Chatterjee, who was in Calcutta to attend a CII event on the food processing industry, credited his son Avik who is a whole-time director on the board in charge of new formats and innovation, for the new direction.

“He wants to do it (Asia Kitchen) as the Wagamama of India,” Chatterjee said. The company is refocusing on Oriental cuisine, expanding a predominantly Chinese fare offered at Mainland China to add Japanese, Burmese and Indonesian cuisine to the menu to attract the palette of a younger crowd. Wagamama is a well-known Japanese chain in the UK.

Eastward Ho!

The company, which has 127 outlets in India and three abroad, as of March 31, 2023, plans to open four-five outlets of Asia Kitchen every year. It has budgeted Rs 30-40 crore annual capex, which includes refurbishing the new ones.

“We made mistakes by doing rapid expansion. No more of that. Slow and steady expansion — four/five stores every year. We will grow quietly and hopefully, we will have a model,” Chatterjee said. Speciality will not look at franchisee routes, even though 17 of the existing 71 restaurants are in this model.

The portfolio includes 16 cloud kitchens, serving the delivery demand, and 40 confectioneries (Sweet Bengal / Dariole). About 32 of the restaurants were under the Mainland China/Asia Kitchen banner as of March 31, 2023.

Moreover, it is going to add to its international network by opening a few Asia Kitchen outlets in West Asia (Abu Dhabi, Dubai, Oman) and Saudi Arabia. Speciality also owns, through a JV, Chourangi— an Indian cuisine restaurant near Marble Arch in central London.

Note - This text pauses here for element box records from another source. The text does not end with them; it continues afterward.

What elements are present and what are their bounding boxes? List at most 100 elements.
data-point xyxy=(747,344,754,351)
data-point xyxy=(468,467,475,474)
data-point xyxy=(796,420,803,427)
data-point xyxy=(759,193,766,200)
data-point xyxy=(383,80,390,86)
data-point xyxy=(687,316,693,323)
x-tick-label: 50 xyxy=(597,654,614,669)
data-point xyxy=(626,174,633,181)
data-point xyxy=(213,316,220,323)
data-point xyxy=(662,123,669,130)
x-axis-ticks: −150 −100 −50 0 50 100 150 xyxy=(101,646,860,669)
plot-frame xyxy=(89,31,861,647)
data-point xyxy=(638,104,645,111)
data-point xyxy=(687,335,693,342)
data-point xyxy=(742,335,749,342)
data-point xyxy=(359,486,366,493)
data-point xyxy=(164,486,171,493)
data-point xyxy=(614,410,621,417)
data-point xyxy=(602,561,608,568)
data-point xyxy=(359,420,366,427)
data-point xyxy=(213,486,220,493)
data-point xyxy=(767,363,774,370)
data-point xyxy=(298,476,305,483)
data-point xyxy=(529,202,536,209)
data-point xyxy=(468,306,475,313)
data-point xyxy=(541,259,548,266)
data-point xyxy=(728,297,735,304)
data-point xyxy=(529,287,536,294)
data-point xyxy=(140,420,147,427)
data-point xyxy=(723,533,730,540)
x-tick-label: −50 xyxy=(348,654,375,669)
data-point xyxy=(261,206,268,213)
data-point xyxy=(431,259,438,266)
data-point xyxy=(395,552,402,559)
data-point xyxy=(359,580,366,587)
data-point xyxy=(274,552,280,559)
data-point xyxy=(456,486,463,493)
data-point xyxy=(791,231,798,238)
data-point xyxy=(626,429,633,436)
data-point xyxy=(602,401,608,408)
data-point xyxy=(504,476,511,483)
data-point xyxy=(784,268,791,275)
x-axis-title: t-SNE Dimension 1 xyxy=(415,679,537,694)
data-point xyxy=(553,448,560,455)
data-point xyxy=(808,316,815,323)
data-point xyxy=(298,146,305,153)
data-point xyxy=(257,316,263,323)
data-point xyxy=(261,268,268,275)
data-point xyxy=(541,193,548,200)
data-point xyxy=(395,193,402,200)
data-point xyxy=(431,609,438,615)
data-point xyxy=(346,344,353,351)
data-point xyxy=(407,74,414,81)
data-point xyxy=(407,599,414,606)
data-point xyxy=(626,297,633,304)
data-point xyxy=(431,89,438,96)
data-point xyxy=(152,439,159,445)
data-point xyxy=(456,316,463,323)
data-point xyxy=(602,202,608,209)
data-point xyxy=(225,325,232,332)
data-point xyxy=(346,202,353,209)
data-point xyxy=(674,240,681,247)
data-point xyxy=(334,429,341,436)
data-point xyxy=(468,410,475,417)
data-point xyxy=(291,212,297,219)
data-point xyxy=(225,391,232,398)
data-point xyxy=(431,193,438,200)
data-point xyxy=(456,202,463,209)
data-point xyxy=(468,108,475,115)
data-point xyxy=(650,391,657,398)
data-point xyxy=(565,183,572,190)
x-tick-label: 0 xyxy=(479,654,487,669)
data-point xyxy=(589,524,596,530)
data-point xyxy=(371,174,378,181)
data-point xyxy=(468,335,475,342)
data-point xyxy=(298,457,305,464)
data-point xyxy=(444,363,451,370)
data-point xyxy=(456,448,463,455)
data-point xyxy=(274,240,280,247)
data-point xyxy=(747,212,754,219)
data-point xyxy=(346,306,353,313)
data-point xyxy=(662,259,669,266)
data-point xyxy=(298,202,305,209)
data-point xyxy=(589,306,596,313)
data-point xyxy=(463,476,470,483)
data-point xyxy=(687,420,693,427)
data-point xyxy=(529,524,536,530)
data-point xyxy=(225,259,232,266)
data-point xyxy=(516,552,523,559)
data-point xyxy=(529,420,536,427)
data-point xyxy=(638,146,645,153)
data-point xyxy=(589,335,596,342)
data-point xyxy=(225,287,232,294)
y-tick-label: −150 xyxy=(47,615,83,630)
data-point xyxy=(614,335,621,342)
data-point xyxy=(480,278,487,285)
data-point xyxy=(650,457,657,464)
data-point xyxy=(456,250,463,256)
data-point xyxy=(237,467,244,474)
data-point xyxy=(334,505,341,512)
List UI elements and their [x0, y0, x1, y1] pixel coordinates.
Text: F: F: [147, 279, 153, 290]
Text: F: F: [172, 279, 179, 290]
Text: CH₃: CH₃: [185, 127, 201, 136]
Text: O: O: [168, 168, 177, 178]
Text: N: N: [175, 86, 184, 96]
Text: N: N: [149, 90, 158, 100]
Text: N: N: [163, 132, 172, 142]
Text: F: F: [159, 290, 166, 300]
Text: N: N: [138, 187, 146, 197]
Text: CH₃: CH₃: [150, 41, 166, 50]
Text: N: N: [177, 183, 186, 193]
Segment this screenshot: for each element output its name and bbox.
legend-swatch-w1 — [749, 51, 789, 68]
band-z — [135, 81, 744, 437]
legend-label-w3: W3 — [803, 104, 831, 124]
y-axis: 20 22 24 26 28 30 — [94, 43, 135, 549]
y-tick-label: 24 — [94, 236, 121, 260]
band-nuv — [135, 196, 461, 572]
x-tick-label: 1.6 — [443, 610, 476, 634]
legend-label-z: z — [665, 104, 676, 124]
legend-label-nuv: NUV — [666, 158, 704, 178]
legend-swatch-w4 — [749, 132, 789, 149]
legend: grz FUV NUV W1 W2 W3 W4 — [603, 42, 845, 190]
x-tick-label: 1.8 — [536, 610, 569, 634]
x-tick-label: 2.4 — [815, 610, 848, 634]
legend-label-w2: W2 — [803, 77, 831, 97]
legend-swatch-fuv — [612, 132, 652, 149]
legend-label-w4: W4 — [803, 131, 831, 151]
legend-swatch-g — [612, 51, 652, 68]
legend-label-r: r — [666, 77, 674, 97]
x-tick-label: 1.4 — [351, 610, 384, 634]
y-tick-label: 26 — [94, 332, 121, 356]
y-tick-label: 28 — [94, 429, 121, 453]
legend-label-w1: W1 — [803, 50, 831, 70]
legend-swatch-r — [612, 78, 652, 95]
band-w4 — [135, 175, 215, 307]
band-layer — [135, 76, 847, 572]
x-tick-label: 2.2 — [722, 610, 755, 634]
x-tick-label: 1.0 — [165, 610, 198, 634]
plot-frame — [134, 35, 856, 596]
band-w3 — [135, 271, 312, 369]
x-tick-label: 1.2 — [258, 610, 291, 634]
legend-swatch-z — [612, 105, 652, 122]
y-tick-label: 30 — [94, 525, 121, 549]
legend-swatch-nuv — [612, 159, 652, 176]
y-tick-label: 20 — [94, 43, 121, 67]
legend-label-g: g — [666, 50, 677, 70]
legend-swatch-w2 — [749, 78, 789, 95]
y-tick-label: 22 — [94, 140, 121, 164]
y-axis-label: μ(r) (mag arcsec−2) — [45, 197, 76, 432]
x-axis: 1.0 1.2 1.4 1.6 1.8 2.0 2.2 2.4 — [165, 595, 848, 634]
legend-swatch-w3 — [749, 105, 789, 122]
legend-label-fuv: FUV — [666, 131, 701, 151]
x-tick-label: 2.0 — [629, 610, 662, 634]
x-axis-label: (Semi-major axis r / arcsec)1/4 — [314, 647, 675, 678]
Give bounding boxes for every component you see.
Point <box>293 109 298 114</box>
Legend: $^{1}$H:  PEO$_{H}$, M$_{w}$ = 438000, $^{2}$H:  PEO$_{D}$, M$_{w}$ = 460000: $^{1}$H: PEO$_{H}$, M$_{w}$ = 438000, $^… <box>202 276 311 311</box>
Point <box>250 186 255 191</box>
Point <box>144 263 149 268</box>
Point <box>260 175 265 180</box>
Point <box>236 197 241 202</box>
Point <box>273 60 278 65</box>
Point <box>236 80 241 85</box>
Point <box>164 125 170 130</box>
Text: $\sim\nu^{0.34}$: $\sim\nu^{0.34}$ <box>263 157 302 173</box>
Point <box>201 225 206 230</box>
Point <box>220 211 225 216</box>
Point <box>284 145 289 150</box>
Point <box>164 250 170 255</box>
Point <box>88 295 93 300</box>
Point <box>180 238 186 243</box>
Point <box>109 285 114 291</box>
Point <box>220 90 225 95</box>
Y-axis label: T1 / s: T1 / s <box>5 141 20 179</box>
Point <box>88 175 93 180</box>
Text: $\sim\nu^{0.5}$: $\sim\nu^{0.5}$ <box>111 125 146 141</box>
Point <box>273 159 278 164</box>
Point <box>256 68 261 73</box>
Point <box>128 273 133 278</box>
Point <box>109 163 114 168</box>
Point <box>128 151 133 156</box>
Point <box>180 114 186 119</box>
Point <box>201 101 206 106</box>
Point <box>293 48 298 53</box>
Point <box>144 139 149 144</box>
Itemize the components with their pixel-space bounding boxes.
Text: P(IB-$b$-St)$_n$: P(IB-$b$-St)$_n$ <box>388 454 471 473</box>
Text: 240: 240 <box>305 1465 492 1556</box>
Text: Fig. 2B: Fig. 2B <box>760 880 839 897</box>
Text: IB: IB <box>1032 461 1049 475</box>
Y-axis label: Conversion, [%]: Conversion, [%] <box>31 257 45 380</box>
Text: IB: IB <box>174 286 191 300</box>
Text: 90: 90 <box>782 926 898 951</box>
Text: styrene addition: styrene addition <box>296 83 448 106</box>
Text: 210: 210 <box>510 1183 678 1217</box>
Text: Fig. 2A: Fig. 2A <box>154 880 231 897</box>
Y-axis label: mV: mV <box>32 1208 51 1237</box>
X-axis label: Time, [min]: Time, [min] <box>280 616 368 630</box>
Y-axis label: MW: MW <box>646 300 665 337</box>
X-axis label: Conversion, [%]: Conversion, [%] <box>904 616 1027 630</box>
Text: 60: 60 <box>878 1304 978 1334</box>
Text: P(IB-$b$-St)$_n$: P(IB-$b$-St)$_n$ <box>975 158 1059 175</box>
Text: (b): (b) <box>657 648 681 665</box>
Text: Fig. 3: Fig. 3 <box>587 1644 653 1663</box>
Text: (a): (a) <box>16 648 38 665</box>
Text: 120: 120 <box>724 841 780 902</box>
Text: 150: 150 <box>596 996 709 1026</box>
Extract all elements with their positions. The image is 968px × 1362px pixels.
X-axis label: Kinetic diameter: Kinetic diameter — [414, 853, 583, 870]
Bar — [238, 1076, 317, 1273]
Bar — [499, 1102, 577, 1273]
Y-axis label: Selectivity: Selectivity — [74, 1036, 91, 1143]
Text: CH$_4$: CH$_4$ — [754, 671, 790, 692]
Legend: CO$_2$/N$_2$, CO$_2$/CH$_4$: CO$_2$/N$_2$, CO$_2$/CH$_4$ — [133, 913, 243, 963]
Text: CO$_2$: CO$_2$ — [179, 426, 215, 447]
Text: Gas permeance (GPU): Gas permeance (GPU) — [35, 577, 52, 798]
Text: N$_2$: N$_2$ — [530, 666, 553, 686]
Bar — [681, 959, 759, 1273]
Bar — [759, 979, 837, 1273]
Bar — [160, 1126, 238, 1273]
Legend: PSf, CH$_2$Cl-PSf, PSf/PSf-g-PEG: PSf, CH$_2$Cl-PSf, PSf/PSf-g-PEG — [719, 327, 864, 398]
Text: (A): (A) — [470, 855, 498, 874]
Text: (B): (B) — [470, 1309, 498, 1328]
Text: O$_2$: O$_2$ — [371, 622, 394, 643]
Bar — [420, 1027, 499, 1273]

Speciality will dip into its reserve for the expansion as it recently raised Rs 127.3 crore through a preferential share issue.

Rapid growth eats into EBIDTA (earnings before interest, depreciation, interest, tax and amortisation), which the fine dining chain wants to avoid now.

While Asia Kitchen will lead, there may be a few more editions of Haka and Gong serving Oriental cuisines at different price points and formats.

After navigating the impact of the pandemic which hit eating out hard, Speciality has turned corners.

In 2022-23, total income went up 49.6 per cent to Rs 398.71 crore, profit after tax increased by 607 per cent to Rs 95.58 crore, led by growth in same-store sales of 46 per cent. The chain had closed down more than 20 outlets during the Covid period.